Kotak: Seperti di perusahaan mana pun, ada ketegangan antara situasi yang berbeda. Ini sangat jelas saat ini karena jalur sinode di Jerman. atau #OutinChurch#. Ini tidak pernah terjadi sebelumnya. Hal ini sangat sulit karena beberapa uskup Afrika khususnya, yang sangat konservatif dalam hal ini, mengatakan bahwa hal itu masuk ke inti masalah, sebenarnya ke “deposit iman”, ke dasar-dasar iman. Mereka tidak dapat merayakan Ekaristi dengan orang-orang yang, di mata mereka, tidak menaati pesan Yesus. Mereka tetap duduk dalam perayaan Ekaristi dan tidak pergi ke Komuni atau bahkan tidak menghadiri konferensi.

Kami kekurangan kepausan sebagai kekuatan pemersatu. Tentu saja kami berdoa untuk Paus. Kami menganggap diri kami Katolik sebagai Anglikan. Namun, Uskup Agung Canterbury tidak menjalankan fungsi yang sama. Dia adalah presiden kehormatan. Dia tidak memiliki otoritas atau otoritas di luar wilayahnya. Dia adalah Uskup Agung saya, dan karena itu dia memiliki sesuatu untuk dikatakan kepada saya. Tapi tidak di Afrika atau Indonesia. Selain melanjutkan percakapan, benar-benar tidak mungkin. Segalanya berjalan sangat baik selama 30 tahun. Sekarang pertanyaannya adalah bagaimana kita melanjutkan? Dan saya juga tidak punya jawaban untuk itu.

READ  Ekosistem: Membasahi lahan basah dapat memperlambat perubahan iklim

DOMRADIO.DE: Jadi ada potensi konflik yang sama di Gereja Anglikan seperti halnya di Katolik. Bisakah kita belajar sesuatu dari Anglikan melalui gerakan reformasi kita – Metode Jemaat dan Sinode Universal?

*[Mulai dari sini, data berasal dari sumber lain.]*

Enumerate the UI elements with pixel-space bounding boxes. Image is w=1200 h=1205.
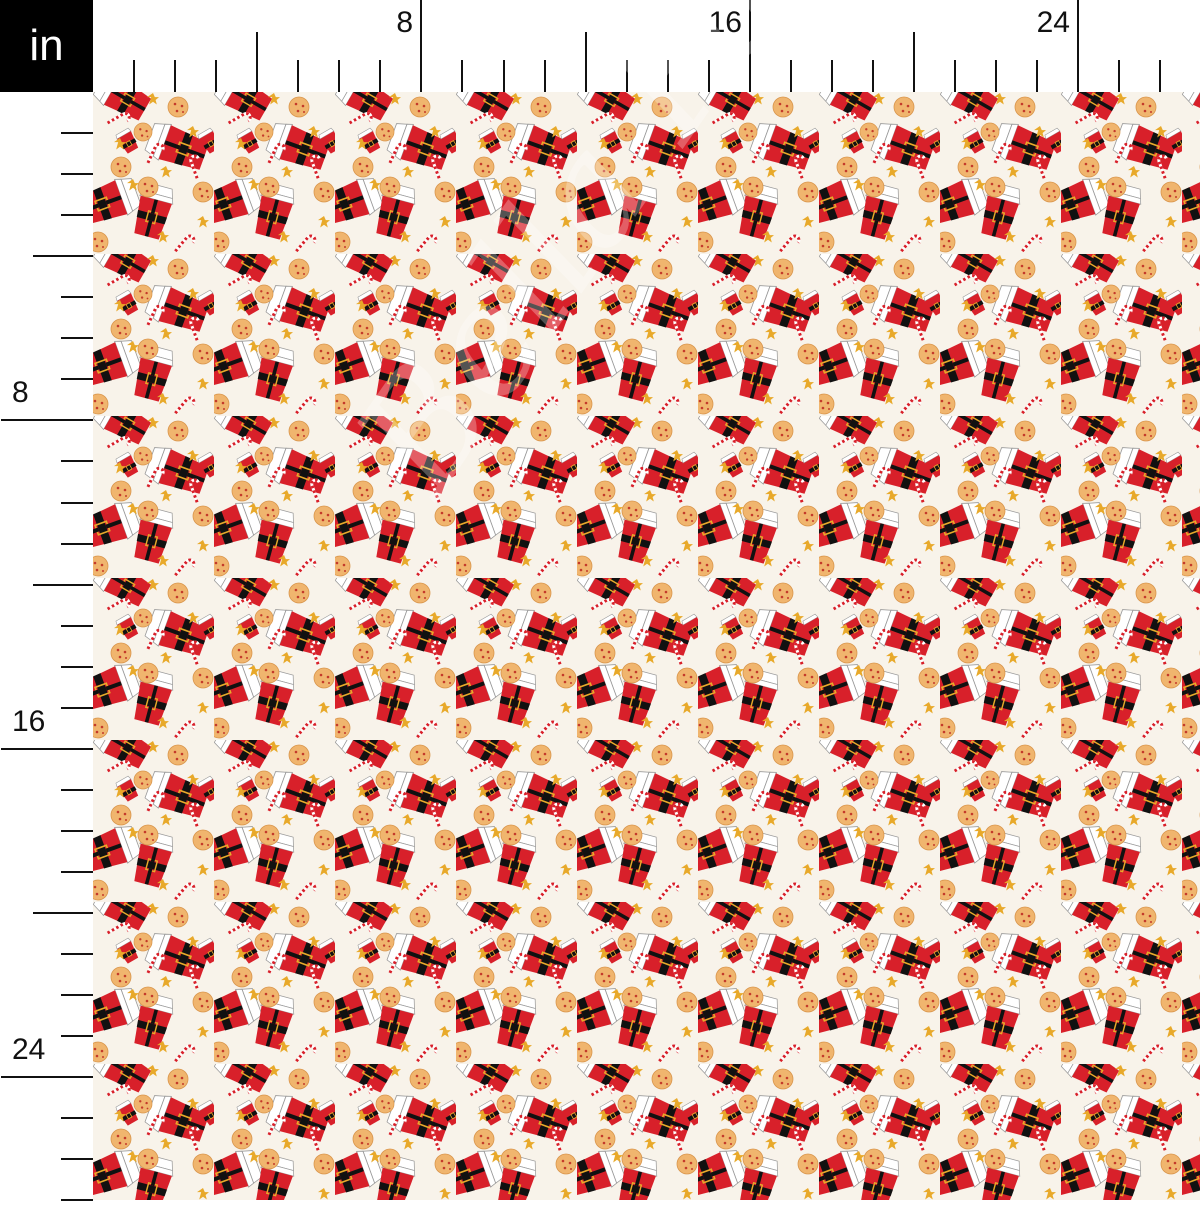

Kotak: Ini tentang masalah yang sama persis. Tidak ada yang lebih kontroversial di antara orang Kristen daripada cara membaca Alkitab, atau bagaimana seseorang membandingkan tradisi dan perkembangan budaya dengan otoritas pengajaran Gereja. Pertanyaan yang sama persis juga muncul secara budaya. Misalnya, Katekismus mengatakan bahwa siapa pun yang merasa homoseksual gelisah di dalam dirinya sendiri. Ini tidak bisa lagi digunakan sama sekali di Eropa Barat. Itu membuat Anda terlihat konyol, dan sama sekali tidak sesuai dengan standar ilmiah. Ada ketegangan yang luar biasa di Gereja Katolik. Kami memiliki masalah yang sama persis di sini dan gereja-gereja evangelis memiliki masalah yang sama persis.

John Arens

“Kaum Injili sangat pandai menahan ketegangan yang intens di antara mereka sendiri selama berabad-abad.”

DOMRADIO.DE: Jadi, bagaimana Anglikan menghadapi ketegangan ini?

Kotak: Kaum Injili, selama berabad-abad, sangat mahir dalam mengakomodasi ketegangan yang intens di antara mereka sendiri. Sejak tahun 1549/1662, dokumen-dokumen liturgi, yaitu Kitab Doa Umum, telah berusaha untuk mengungkapkan dua hal yang berbeda dengan cara yang sangat kompleks dengan menggunakan kalimat yang sama. Seseorang mungkin atau mungkin tidak percaya pada ketidakmungkinan substansi. Dia dapat mengambil ini dan teks-teks liturgi dapat mengambilnya juga.

Dalam beberapa tahun terakhir, ini menjadi semakin sulit dengan isu-isu seperti penahbisan perempuan. Yang sekarang bekerja sampai batas tertentu di sini di negara saya, karena tradisionalis memiliki uskup pembantu mereka sendiri yang tidak menahbiskan wanita. Ini bekerja sangat baik untuk kami. Inilah yang juga dituntut oleh kaum tradisionalis di Gereja Katolik, suatu tingkat otonomi tertentu.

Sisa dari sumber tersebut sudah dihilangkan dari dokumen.